To celebrate the launch of the Triodion, it would be good to emphasize the importance of Byzantine Music as a means of therapy for people from situations which the period of the Triodion makes customary, and at the same time affect man spiritually.
A custom is also the “Carnival”, where man gives himself freely to the influences of the fun and revelry of the days, thinking that the songs and music will help him cleanse his soul from the problematic situations that bind him. And, to be clear, I am not referring to traditional music which is part of worship, since after every ecclesiastical feast there follows a celebration with traditional music and traditional dances, expressing popular piety, but I am referring to songs and dances which mislead people away from a true relationship with the Church and culture.
This issue is addressed characteristically by Basil the Great in his homily to young people, where he says:
“To speak generally and so far as your needs demand, purity of soul embraces these things: to scorn sensual pleasures, to refuse to feast the eyes on the senseless antics of buffoons, or on bodies which goad one to passion, and to close one’s ears to songs which corrupt the mind. For passions which are the offspring of servility and baseness are produced by this kind of music. On the other hand, we must employ that class of music which is better in itself and which leads to better things, which David, the sacred psalmist, is said to have used to assuage the madness of the king. Also tradition has it that when Pythagoras happened upon some drunken revelers, he commanded the flute-player, who led the merry-making, to change the tune and to play a Doric air, and that the chant so sobered them that they threw down their wreaths, and shamefacedly returned home. Others at the sound of the flute rave like Corybantes and Bacchantes. Even so great a difference does it make whether one lends his ear to healthy or to vicious music” (Address to Young Men on the Right Use of Greek Literature).
In the passage above Basil the Great stresses the importance of Byzantine Music, considering it as a means by which the soul of man can be purified and receive therapy. This music, which was chanted by David, calms man and leads him to his natural state, which is none other but his relationship with God.
The view of Basil the Great regarding its psychoeducational and therapeutic value is based on the fact that every mode of Byzantine Music has a particular characteristic and effect on the psyche of man. Each mode creates a different feeling in people – sometimes doxology, sometimes joyful-sorrow, sometimes solemness, sometimes supplicatory, and sometimes mourning. In this way man healthfully communicates with God, since prayer is not a mechanical condition, but it expresses variously. This variety of feelings is created by Byzantine Music, virtually ensuring peace of soul, as well as its purification.
The first mode creates in man a sense of doxology. It is the mode which defines the music as art since, as John the Damascene says: “Of all (the modes) you have the first victory.” The first mode raises hope in man for his salvation, since it creates a sense of alertness and devoutness.
The second mode creates in man a feeling of thanksgiving, since “your music softens the bones and pleases the heart as the sweetest honey.” Listening to this mode man becomes meek and calm, which is a key component of healthy communication with God and with creation.
The third mode is characterized as “without elegance, simple and manly.” This is why it creates in man an unspeakable joy and secret hope. It is a marching mode.
The fourth mode is one of “celebration and dancing”. Its music creates in man the feeling of a celebration.

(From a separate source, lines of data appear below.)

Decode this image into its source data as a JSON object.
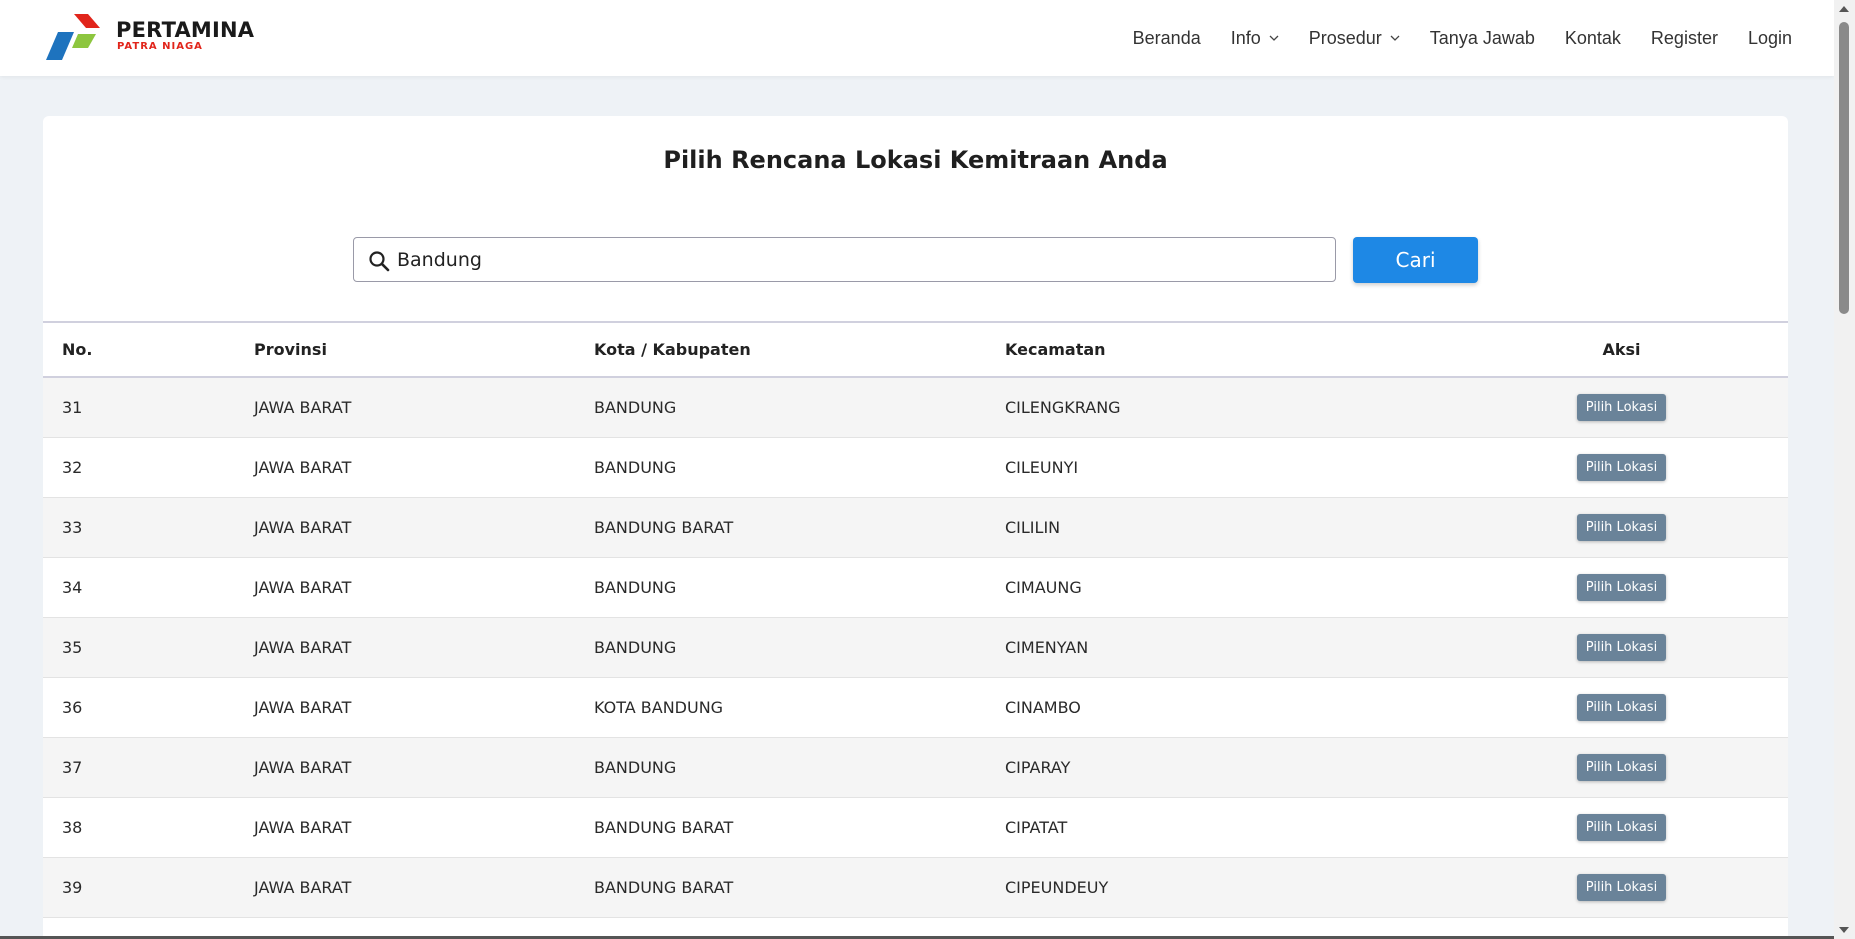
{
  "brand": {
    "name": "PERTAMINA",
    "subtitle": "PATRA NIAGA",
    "colors": {
      "red": "#e1251b",
      "blue": "#1e73be",
      "green": "#8dc63f"
    }
  },
  "nav": {
    "items": [
      {
        "label": "Beranda",
        "dropdown": false
      },
      {
        "label": "Info",
        "dropdown": true
      },
      {
        "label": "Prosedur",
        "dropdown": true
      },
      {
        "label": "Tanya Jawab",
        "dropdown": false
      },
      {
        "label": "Kontak",
        "dropdown": false
      },
      {
        "label": "Register",
        "dropdown": false
      },
      {
        "label": "Login",
        "dropdown": false
      }
    ]
  },
  "main": {
    "title": "Pilih Rencana Lokasi Kemitraan Anda",
    "search": {
      "value": "Bandung",
      "button_label": "Cari",
      "icon": "search-icon"
    }
  },
  "table": {
    "headers": [
      "No.",
      "Provinsi",
      "Kota / Kabupaten",
      "Kecamatan",
      "Aksi"
    ],
    "action_label": "Pilih Lokasi",
    "rows": [
      {
        "no": "31",
        "provinsi": "JAWA BARAT",
        "kota": "BANDUNG",
        "kecamatan": "CILENGKRANG"
      },
      {
        "no": "32",
        "provinsi": "JAWA BARAT",
        "kota": "BANDUNG",
        "kecamatan": "CILEUNYI"
      },
      {
        "no": "33",
        "provinsi": "JAWA BARAT",
        "kota": "BANDUNG BARAT",
        "kecamatan": "CILILIN"
      },
      {
        "no": "34",
        "provinsi": "JAWA BARAT",
        "kota": "BANDUNG",
        "kecamatan": "CIMAUNG"
      },
      {
        "no": "35",
        "provinsi": "JAWA BARAT",
        "kota": "BANDUNG",
        "kecamatan": "CIMENYAN"
      },
      {
        "no": "36",
        "provinsi": "JAWA BARAT",
        "kota": "KOTA BANDUNG",
        "kecamatan": "CINAMBO"
      },
      {
        "no": "37",
        "provinsi": "JAWA BARAT",
        "kota": "BANDUNG",
        "kecamatan": "CIPARAY"
      },
      {
        "no": "38",
        "provinsi": "JAWA BARAT",
        "kota": "BANDUNG BARAT",
        "kecamatan": "CIPATAT"
      },
      {
        "no": "39",
        "provinsi": "JAWA BARAT",
        "kota": "BANDUNG BARAT",
        "kecamatan": "CIPEUNDEUY"
      }
    ]
  },
  "colors": {
    "primary_button": "#1e88e5",
    "row_action_button": "#6a8399",
    "page_background": "#eef2f6"
  }
}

It is no coincidence that on two major feasts of the ecclesiastical year, the Elevation of the Cross (Sept. 14) and the Sunday of Veneration of the Cross (Great Lent), which are purely festive days, cruci-resurectional, the Doxology is chanted in the fourth mode. On the feasts of the Annunciation (Mar. 25) and the Entrance of the Theotokos (Nov. 23) the ninth ode is chanted in the fourth mode.

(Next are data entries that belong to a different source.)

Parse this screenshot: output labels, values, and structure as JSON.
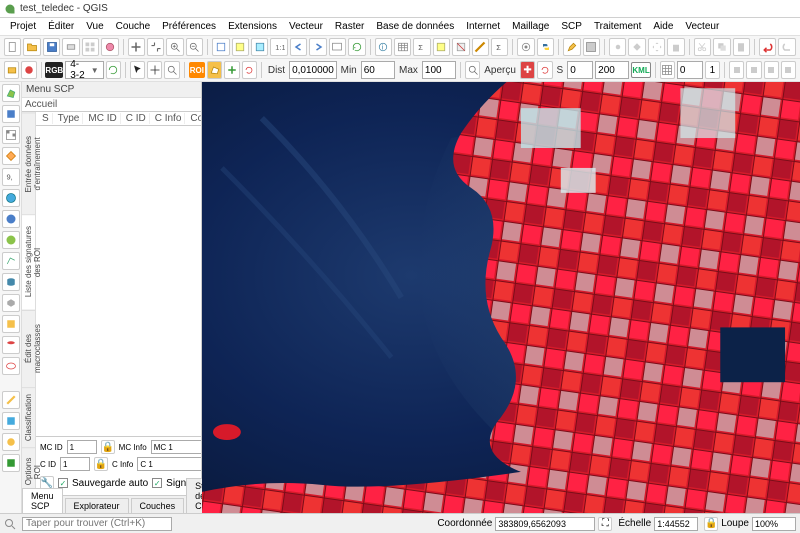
{
  "window": {
    "title": "test_teledec - QGIS"
  },
  "menubar": [
    "Projet",
    "Éditer",
    "Vue",
    "Couche",
    "Préférences",
    "Extensions",
    "Vecteur",
    "Raster",
    "Base de données",
    "Internet",
    "Maillage",
    "SCP",
    "Traitement",
    "Aide",
    "Vecteur"
  ],
  "toolbar2": {
    "rgb_label": "RGB",
    "rgb_value": "4-3-2",
    "roi_label": "ROI",
    "dist_label": "Dist",
    "dist_value": "0,010000",
    "min_label": "Min",
    "min_value": "60",
    "max_label": "Max",
    "max_value": "100",
    "apercu_label": "Aperçu",
    "s_value": "0",
    "t_value": "200",
    "kml_label": "KML"
  },
  "scp": {
    "panel_title": "Menu SCP",
    "top_tab": "Accueil",
    "side_tabs": [
      "Liste des signatures des ROI",
      "Édit des macroclasses",
      "Classification",
      "Options ROI",
      "Entrée données d'entraînement"
    ],
    "columns": [
      "S",
      "Type",
      "MC ID",
      "C ID",
      "C Info",
      "Couleu"
    ],
    "form": {
      "mcid_label": "MC ID",
      "mcid_value": "1",
      "mcinfo_label": "MC Info",
      "mcinfo_value": "MC 1",
      "cid_label": "C ID",
      "cid_value": "1",
      "cinfo_label": "C Info",
      "cinfo_value": "C 1",
      "save_auto": "Sauvegarde auto",
      "signature": "Signature"
    },
    "bottom_tabs": [
      "Menu SCP",
      "Explorateur",
      "Couches",
      "Style de Couche"
    ]
  },
  "statusbar": {
    "search_placeholder": "Taper pour trouver (Ctrl+K)",
    "coord_label": "Coordonnée",
    "coord_value": "383809,6562093",
    "scale_label": "Échelle",
    "scale_value": "1:44552",
    "loupe_label": "Loupe",
    "loupe_value": "100%"
  },
  "chart_data": {
    "type": "map",
    "description": "False-color satellite composite over a coastal bay",
    "bands": "RGB = 4-3-2 (near-infrared, red, green)",
    "land_cover": {
      "vegetation": "red/magenta",
      "bare_or_urban": "cyan/white",
      "water": "deep blue"
    },
    "approx_center_xy": [
      383809,
      6562093
    ],
    "scale_denominator": 44552
  }
}
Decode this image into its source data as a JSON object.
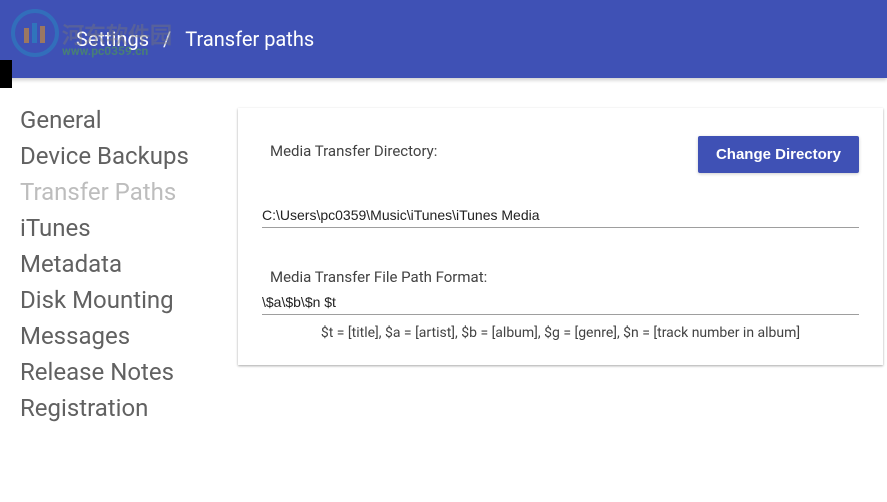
{
  "watermark": {
    "text": "河东软件园",
    "url": "www.pc0359.cn"
  },
  "header": {
    "breadcrumb": {
      "root": "Settings",
      "separator": "/",
      "current": "Transfer paths"
    }
  },
  "sidebar": {
    "items": [
      {
        "label": "General",
        "active": false
      },
      {
        "label": "Device Backups",
        "active": false
      },
      {
        "label": "Transfer Paths",
        "active": true
      },
      {
        "label": "iTunes",
        "active": false
      },
      {
        "label": "Metadata",
        "active": false
      },
      {
        "label": "Disk Mounting",
        "active": false
      },
      {
        "label": "Messages",
        "active": false
      },
      {
        "label": "Release Notes",
        "active": false
      },
      {
        "label": "Registration",
        "active": false
      }
    ]
  },
  "content": {
    "directory_label": "Media Transfer Directory:",
    "change_button": "Change Directory",
    "directory_value": "C:\\Users\\pc0359\\Music\\iTunes\\iTunes Media",
    "format_label": "Media Transfer File Path Format:",
    "format_value": "\\$a\\$b\\$n $t",
    "helper": "$t = [title], $a = [artist], $b = [album], $g = [genre], $n = [track number in album]"
  }
}
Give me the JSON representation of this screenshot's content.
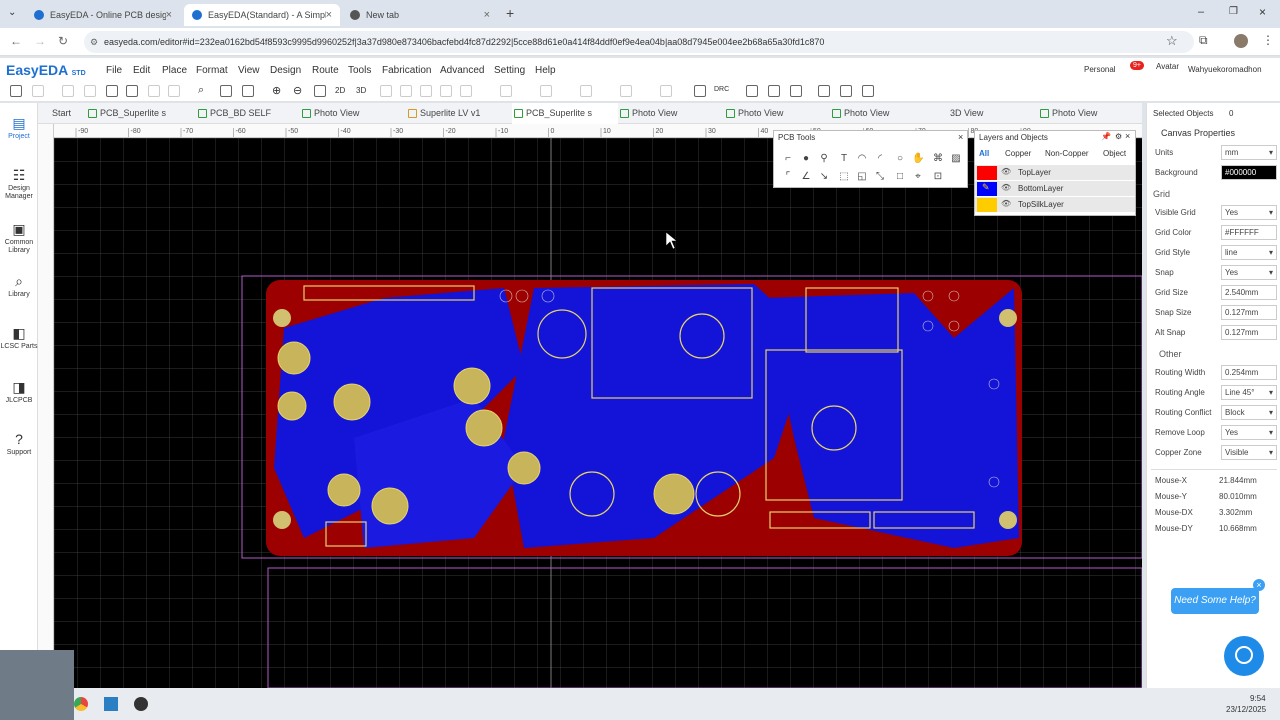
{
  "browser": {
    "tabs": [
      {
        "label": "EasyEDA - Online PCB design &",
        "active": false
      },
      {
        "label": "EasyEDA(Standard) - A Simple a",
        "active": true
      },
      {
        "label": "New tab",
        "active": false
      }
    ],
    "url": "easyeda.com/editor#id=232ea0162bd54f8593c9995d9960252f|3a37d980e873406bacfebd4fc87d2292|5cce88d61e0a414f84ddf0ef9e4ea04b|aa08d7945e004ee2b68a65a30fd1c870"
  },
  "app": {
    "logo": "EasyEDA",
    "logo_sub": "STD",
    "menu": [
      "File",
      "Edit",
      "Place",
      "Format",
      "View",
      "Design",
      "Route",
      "Tools",
      "Fabrication",
      "Advanced",
      "Setting",
      "Help"
    ],
    "account": "Personal",
    "notif_count": "9+",
    "avatar_label": "Avatar",
    "username": "Wahyuekoromadhon",
    "toolbar_2d": "2D",
    "toolbar_3d": "3D",
    "toolbar_drc": "DRC"
  },
  "sidebar": [
    {
      "label": "Project",
      "icon": "project-icon"
    },
    {
      "label": "Design Manager",
      "icon": "design-manager-icon"
    },
    {
      "label": "Common Library",
      "icon": "common-library-icon"
    },
    {
      "label": "Library",
      "icon": "library-icon"
    },
    {
      "label": "LCSC Parts",
      "icon": "lcsc-icon"
    },
    {
      "label": "JLCPCB",
      "icon": "jlcpcb-icon"
    },
    {
      "label": "Support",
      "icon": "support-icon"
    }
  ],
  "doc_tabs": [
    "Start",
    "PCB_Superlite s",
    "PCB_BD SELF",
    "Photo View",
    "Superlite LV v1",
    "PCB_Superlite s",
    "Photo View",
    "Photo View",
    "Photo View",
    "3D View",
    "Photo View"
  ],
  "ruler": {
    "top_labels": [
      "-90",
      "-80",
      "-70",
      "-60",
      "-50",
      "-40",
      "-30",
      "-20",
      "-10",
      "0",
      "10",
      "20",
      "30",
      "40",
      "50",
      "60",
      "70",
      "80",
      "90"
    ]
  },
  "pcb_tools": {
    "title": "PCB Tools"
  },
  "layers": {
    "title": "Layers and Objects",
    "tabs": [
      "All",
      "Copper",
      "Non-Copper",
      "Object"
    ],
    "items": [
      {
        "name": "TopLayer",
        "color": "#ff0000"
      },
      {
        "name": "BottomLayer",
        "color": "#0000ff"
      },
      {
        "name": "TopSilkLayer",
        "color": "#ffcc00"
      }
    ]
  },
  "right_panel": {
    "selected_label": "Selected Objects",
    "selected_count": "0",
    "canvas_title": "Canvas Properties",
    "units_label": "Units",
    "units": "mm",
    "background_label": "Background",
    "background": "#000000",
    "grid_section": "Grid",
    "visible_grid_label": "Visible Grid",
    "visible_grid": "Yes",
    "grid_color_label": "Grid Color",
    "grid_color": "#FFFFFF",
    "grid_style_label": "Grid Style",
    "grid_style": "line",
    "snap_label": "Snap",
    "snap": "Yes",
    "grid_size_label": "Grid Size",
    "grid_size": "2.540mm",
    "snap_size_label": "Snap Size",
    "snap_size": "0.127mm",
    "alt_snap_label": "Alt Snap",
    "alt_snap": "0.127mm",
    "other_section": "Other",
    "routing_width_label": "Routing Width",
    "routing_width": "0.254mm",
    "routing_angle_label": "Routing Angle",
    "routing_angle": "Line 45°",
    "routing_conflict_label": "Routing Conflict",
    "routing_conflict": "Block",
    "remove_loop_label": "Remove Loop",
    "remove_loop": "Yes",
    "copper_zone_label": "Copper Zone",
    "copper_zone": "Visible",
    "mouse_x_label": "Mouse-X",
    "mouse_x": "21.844mm",
    "mouse_y_label": "Mouse-Y",
    "mouse_y": "80.010mm",
    "mouse_dx_label": "Mouse-DX",
    "mouse_dx": "3.302mm",
    "mouse_dy_label": "Mouse-DY",
    "mouse_dy": "10.668mm"
  },
  "help": {
    "label": "Need Some Help?"
  },
  "taskbar": {
    "time": "9:54",
    "date": "23/12/2025"
  }
}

Plagal of the first is characterized as a mournful mode. It creates in man a joyful mourning and a sense of supplication towards God. When a person hears this mode they feel strongly in the heart the feeling of joyful-sorrow as well as a personal resurrection. This is why not only the hymn “Christ is Risen”, but also the Resurrection Hymns of Pascha Sunday are chanted in plagal of the first, to emphasize the transition from the Cross to the Resurrection, from mourning to joy.

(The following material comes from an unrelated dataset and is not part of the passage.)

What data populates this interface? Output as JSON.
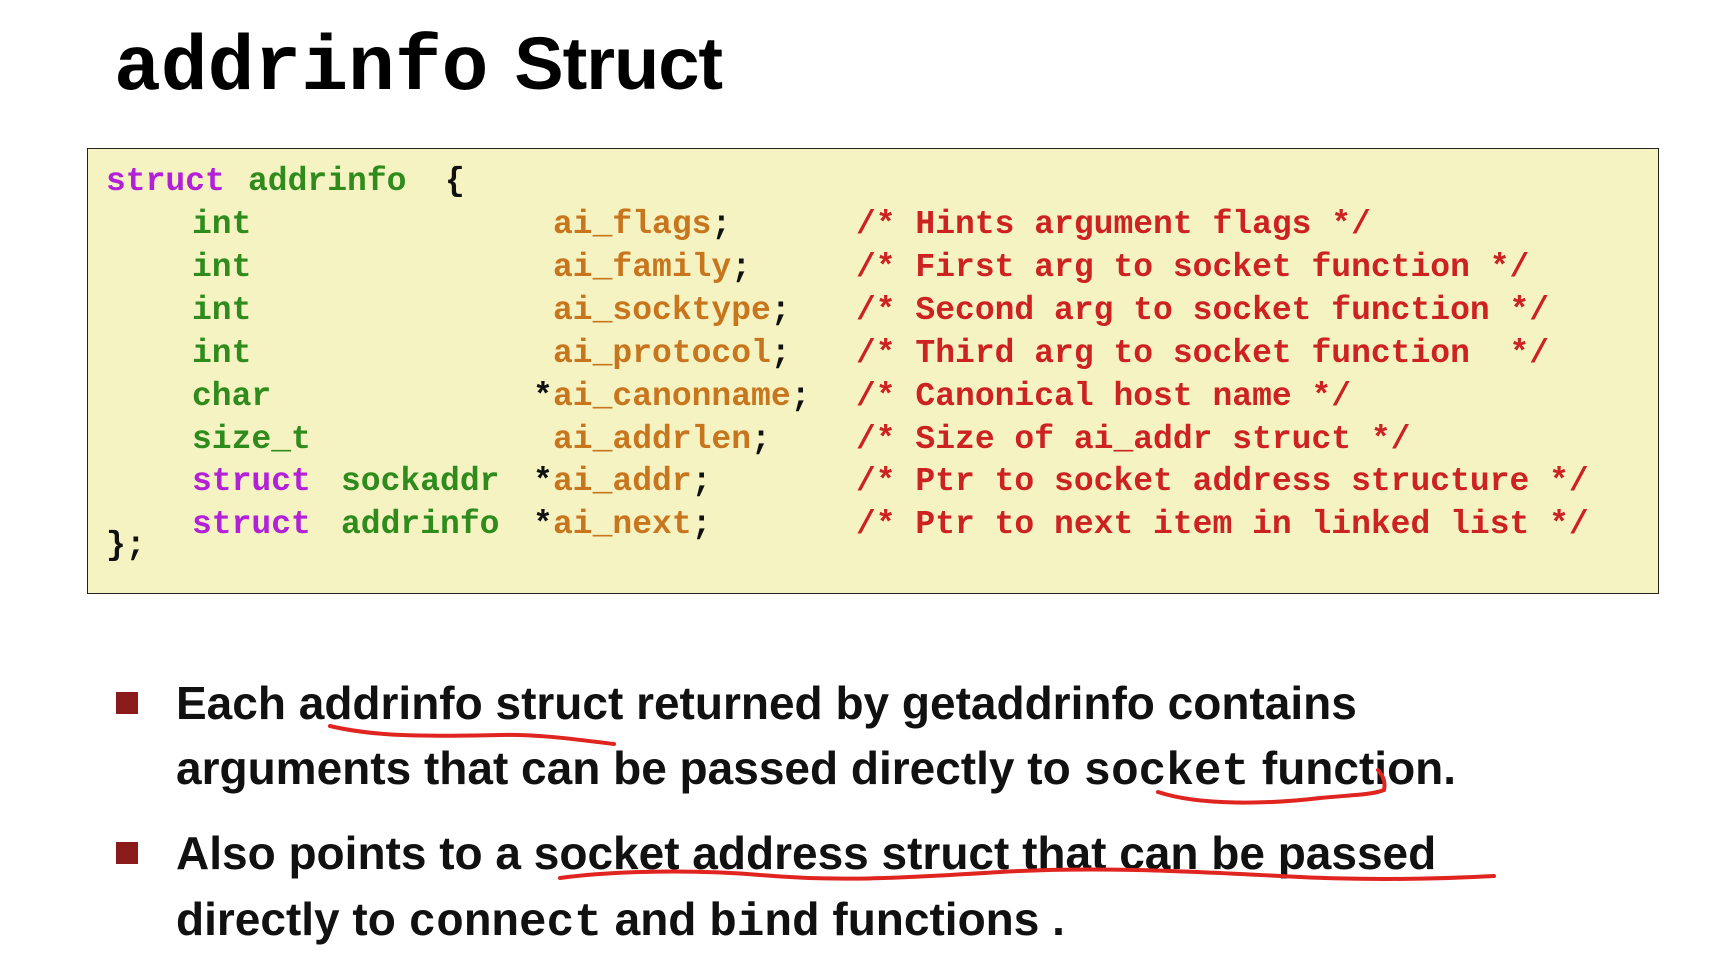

Plagal of the second “brings a double-dose of pleasure.” This mode is characterized by the sweetness of hope. It is a mystagogical mode. It creates within man the feeling of love for God. It is a mode which humbles and sweetens the heart and spiritually regenerates man.
The grave mode is simple. The diatonic intervals characterize it as “grave” or “heavy”. It creates in man the mood to struggle along the spiritual path. This is why John the Damascene characterizes it as “a melody that reminds one of a military convoy.”
Plagal of the fourth is also a celebratory and marching sound.
We thus observe the salvific character of the ecclesiastical art known as Byzantine Music. This music covers all aspects of human life. And of course this is the wealth of ecclesiastical art, which always has as a main objective the regeneration and restoration of man. God gave us this legacy to fill our hearts, to feel secure, and not to have to resort to other musical art forms which lead to spiritual corruption.